Federated Graph Condensation with Information Bottleneck Principles
Bo Yan, Sihao He, Cheng Yang, Shang Liu, Yang Cao, Chuan Shi

TL;DR
This paper introduces federated graph condensation (FGC), a privacy-preserving method for synthesizing small graphs from decentralized data, using information bottleneck principles to prevent data leakage while maintaining high performance.
Contribution
It proposes a novel federated framework for graph condensation that incorporates information bottleneck principles to protect privacy and achieves superior results compared to existing methods.
Findings
FGC effectively protects membership privacy during training.
The framework achieves comparable or better performance than centralized and federated baselines.

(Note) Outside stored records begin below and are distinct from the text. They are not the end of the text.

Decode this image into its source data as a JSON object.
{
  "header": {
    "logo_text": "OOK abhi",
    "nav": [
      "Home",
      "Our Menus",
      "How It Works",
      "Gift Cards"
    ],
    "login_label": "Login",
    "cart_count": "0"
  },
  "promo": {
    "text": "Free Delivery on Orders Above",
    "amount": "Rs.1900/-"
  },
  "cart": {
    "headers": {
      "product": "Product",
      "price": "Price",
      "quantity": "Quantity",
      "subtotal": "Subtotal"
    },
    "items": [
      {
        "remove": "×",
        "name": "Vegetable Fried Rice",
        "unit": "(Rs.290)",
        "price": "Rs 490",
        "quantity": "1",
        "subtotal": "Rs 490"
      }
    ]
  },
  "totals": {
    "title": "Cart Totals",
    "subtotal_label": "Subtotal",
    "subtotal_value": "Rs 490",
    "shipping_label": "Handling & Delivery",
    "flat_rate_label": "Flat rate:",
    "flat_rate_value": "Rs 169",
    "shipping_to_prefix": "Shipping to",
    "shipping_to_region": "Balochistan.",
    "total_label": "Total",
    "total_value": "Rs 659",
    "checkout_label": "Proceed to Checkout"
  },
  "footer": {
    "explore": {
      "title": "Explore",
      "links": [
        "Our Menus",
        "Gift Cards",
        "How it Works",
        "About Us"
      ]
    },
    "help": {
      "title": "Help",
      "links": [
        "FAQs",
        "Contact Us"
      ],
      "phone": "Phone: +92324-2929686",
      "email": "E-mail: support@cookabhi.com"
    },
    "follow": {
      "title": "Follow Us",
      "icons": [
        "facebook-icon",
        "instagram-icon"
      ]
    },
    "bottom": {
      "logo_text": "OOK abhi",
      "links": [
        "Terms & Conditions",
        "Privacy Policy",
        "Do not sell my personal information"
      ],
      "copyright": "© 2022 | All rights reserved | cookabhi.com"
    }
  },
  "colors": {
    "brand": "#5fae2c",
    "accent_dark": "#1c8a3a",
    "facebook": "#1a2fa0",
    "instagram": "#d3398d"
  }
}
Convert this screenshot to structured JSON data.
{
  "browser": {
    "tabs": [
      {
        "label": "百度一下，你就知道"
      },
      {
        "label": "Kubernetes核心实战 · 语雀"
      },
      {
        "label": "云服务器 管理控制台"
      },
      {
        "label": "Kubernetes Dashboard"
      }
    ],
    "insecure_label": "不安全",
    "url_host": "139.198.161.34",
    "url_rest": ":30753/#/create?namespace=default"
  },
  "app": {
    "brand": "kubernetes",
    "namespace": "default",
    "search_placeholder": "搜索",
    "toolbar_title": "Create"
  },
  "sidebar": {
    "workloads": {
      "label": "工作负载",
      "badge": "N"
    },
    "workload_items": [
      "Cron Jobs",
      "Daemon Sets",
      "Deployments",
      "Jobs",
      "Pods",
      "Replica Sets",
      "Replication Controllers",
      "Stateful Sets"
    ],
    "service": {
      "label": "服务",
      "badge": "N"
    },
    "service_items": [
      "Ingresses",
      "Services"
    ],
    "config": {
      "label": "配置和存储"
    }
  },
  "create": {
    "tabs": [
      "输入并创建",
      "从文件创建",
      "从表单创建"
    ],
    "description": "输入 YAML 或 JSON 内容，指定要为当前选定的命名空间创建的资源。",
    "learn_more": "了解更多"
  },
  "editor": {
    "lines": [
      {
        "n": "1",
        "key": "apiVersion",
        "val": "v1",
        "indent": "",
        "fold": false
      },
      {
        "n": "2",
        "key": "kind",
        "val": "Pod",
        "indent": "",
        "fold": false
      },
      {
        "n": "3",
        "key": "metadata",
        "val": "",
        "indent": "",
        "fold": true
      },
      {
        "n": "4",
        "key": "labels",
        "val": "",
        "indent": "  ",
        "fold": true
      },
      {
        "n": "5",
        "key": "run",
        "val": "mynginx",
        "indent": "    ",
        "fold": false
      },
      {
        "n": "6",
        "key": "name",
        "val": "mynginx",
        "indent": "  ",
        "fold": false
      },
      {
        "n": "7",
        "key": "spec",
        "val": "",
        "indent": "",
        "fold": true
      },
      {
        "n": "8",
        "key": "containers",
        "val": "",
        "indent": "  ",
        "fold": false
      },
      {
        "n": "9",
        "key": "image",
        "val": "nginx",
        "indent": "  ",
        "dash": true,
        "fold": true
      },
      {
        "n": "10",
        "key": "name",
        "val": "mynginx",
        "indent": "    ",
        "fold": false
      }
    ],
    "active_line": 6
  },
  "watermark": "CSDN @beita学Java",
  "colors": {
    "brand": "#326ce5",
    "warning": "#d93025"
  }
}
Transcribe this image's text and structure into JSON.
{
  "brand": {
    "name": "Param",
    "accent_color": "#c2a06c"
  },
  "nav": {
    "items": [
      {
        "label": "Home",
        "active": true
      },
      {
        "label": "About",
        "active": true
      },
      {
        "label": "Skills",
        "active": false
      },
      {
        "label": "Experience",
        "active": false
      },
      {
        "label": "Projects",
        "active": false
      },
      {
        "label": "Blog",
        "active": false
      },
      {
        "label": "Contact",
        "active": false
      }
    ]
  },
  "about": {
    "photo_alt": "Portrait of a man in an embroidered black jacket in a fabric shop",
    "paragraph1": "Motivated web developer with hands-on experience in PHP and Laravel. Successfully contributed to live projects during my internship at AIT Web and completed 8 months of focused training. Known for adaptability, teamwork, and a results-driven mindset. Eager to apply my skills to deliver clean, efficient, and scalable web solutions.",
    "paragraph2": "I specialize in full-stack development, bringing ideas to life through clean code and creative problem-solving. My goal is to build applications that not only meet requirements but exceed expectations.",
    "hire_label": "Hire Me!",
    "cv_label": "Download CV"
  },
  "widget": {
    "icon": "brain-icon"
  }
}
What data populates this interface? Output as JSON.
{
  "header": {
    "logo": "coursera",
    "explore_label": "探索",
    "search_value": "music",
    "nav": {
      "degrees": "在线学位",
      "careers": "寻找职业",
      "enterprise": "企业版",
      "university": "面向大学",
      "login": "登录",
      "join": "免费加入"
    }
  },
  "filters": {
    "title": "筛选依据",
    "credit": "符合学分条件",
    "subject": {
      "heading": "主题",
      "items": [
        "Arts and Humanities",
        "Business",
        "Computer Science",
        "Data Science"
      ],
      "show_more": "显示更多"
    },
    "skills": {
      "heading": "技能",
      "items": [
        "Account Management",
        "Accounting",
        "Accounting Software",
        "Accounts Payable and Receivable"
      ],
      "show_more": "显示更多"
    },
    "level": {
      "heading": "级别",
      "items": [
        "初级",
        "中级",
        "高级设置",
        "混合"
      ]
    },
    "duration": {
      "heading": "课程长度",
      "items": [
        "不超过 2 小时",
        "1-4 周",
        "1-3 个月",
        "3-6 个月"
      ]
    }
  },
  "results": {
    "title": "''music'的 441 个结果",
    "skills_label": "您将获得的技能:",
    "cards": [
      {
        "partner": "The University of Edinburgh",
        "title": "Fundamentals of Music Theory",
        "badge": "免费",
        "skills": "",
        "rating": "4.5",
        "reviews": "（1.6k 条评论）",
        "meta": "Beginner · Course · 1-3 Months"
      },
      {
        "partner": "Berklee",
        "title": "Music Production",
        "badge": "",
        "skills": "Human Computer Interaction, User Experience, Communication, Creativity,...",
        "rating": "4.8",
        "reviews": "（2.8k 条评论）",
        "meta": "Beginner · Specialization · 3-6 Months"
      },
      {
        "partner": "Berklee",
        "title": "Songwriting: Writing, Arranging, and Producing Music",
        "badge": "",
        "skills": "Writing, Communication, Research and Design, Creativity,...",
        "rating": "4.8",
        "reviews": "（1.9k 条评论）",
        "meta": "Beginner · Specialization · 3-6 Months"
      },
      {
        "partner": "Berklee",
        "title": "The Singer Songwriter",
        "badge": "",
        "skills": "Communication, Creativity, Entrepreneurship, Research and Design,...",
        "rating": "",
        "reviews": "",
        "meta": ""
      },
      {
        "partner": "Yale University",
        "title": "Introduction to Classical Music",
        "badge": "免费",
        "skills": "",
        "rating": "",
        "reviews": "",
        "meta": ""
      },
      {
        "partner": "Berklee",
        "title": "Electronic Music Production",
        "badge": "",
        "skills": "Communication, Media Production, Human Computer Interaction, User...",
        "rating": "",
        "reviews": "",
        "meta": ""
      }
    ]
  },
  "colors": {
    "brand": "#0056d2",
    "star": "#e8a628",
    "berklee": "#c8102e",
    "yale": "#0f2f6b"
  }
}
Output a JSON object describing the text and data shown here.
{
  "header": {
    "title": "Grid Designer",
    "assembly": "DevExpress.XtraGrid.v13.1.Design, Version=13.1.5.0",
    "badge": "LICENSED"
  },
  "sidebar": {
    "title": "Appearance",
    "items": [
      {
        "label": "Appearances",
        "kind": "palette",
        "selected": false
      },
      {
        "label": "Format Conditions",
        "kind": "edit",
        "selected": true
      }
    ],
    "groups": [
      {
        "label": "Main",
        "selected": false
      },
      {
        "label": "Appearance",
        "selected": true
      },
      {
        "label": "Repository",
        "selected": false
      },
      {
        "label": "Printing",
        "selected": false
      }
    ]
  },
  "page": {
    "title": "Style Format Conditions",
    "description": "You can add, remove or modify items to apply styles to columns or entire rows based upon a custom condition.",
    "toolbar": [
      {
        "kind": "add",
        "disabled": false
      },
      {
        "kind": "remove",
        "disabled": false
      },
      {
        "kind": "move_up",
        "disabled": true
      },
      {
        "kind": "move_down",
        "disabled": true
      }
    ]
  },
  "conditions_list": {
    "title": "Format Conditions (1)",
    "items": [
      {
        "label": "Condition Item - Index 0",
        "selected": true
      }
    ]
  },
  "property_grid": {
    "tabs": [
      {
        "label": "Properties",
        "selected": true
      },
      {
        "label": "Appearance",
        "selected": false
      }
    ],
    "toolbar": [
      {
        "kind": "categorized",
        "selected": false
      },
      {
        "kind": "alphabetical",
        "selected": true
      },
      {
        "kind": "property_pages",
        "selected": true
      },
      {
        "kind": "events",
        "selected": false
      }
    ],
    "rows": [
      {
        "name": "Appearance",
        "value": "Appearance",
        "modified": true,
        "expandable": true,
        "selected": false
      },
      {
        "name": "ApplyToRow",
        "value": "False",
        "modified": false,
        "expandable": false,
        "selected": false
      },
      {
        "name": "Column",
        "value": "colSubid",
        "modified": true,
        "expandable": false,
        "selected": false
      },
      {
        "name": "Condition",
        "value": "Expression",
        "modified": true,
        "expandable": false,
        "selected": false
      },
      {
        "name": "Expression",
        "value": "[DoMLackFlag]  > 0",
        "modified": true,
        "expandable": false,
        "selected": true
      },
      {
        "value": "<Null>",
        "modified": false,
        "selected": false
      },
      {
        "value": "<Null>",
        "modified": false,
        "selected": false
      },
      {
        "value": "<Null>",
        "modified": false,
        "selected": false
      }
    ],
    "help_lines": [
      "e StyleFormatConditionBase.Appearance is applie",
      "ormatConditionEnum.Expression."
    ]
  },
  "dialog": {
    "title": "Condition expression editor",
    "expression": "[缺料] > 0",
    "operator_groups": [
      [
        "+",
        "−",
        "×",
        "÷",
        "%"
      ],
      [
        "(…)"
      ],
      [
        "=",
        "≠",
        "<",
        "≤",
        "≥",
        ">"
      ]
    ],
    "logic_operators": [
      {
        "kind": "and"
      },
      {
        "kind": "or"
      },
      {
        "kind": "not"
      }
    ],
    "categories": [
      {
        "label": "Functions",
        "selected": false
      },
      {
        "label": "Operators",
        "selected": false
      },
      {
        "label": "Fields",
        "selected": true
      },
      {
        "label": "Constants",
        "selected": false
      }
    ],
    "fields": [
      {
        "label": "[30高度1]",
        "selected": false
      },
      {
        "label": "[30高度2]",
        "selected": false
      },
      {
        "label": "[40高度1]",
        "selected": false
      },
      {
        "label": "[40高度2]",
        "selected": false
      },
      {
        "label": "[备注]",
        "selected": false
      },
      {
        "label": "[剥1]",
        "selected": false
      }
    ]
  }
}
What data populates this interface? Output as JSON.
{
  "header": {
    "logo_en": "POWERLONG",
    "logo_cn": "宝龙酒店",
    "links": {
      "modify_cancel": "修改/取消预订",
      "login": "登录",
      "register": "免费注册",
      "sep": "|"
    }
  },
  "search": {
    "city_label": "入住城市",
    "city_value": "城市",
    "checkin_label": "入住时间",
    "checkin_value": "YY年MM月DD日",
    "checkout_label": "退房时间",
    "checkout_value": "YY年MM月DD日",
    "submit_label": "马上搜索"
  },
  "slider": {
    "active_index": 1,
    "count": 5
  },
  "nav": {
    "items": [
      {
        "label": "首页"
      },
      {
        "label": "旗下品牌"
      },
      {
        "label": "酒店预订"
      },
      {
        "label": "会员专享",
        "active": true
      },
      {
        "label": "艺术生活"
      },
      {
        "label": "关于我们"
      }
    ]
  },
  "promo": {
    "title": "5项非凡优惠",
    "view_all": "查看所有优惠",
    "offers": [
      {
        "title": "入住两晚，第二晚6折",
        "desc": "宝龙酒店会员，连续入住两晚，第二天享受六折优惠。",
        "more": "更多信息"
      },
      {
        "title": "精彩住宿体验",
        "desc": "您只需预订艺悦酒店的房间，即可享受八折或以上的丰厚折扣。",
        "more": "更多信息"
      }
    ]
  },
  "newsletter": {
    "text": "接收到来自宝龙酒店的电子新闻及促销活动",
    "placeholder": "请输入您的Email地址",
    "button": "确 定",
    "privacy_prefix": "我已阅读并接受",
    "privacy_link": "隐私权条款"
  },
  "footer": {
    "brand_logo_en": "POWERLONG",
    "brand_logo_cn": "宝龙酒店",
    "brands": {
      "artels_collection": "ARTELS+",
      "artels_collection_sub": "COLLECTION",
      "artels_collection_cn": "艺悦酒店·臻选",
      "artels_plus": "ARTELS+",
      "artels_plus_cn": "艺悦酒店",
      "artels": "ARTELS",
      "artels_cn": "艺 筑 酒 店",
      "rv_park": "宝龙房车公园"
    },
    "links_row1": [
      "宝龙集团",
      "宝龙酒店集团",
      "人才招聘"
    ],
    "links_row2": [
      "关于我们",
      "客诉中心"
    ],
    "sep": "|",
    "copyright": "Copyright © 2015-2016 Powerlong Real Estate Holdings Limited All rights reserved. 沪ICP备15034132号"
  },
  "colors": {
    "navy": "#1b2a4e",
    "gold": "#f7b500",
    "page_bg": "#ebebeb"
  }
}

Incorporating information bottleneck principles enhances privacy without sacrificing accuracy.
Abstract
Graph condensation (GC), which reduces the size of a large-scale graph by synthesizing a small-scale condensed graph as its substitution, has benefited various graph learning tasks. However, existing GC methods rely on centralized data storage, which is unfeasible for real-world decentralized data distribution, and overlook data holders' privacy-preserving requirements. To bridge this gap, we propose and study the novel problem of federated graph condensation (FGC) for graph neural networks (GNNs). Specifically, we first propose a general framework for FGC, where we decouple the typical gradient matching process for GC into client-side gradient calculation and server-side gradient matching, integrating knowledge from multiple clients' subgraphs into one smaller condensed graph. Nevertheless, our empirical studies show that under the federated setting, the condensed graph will…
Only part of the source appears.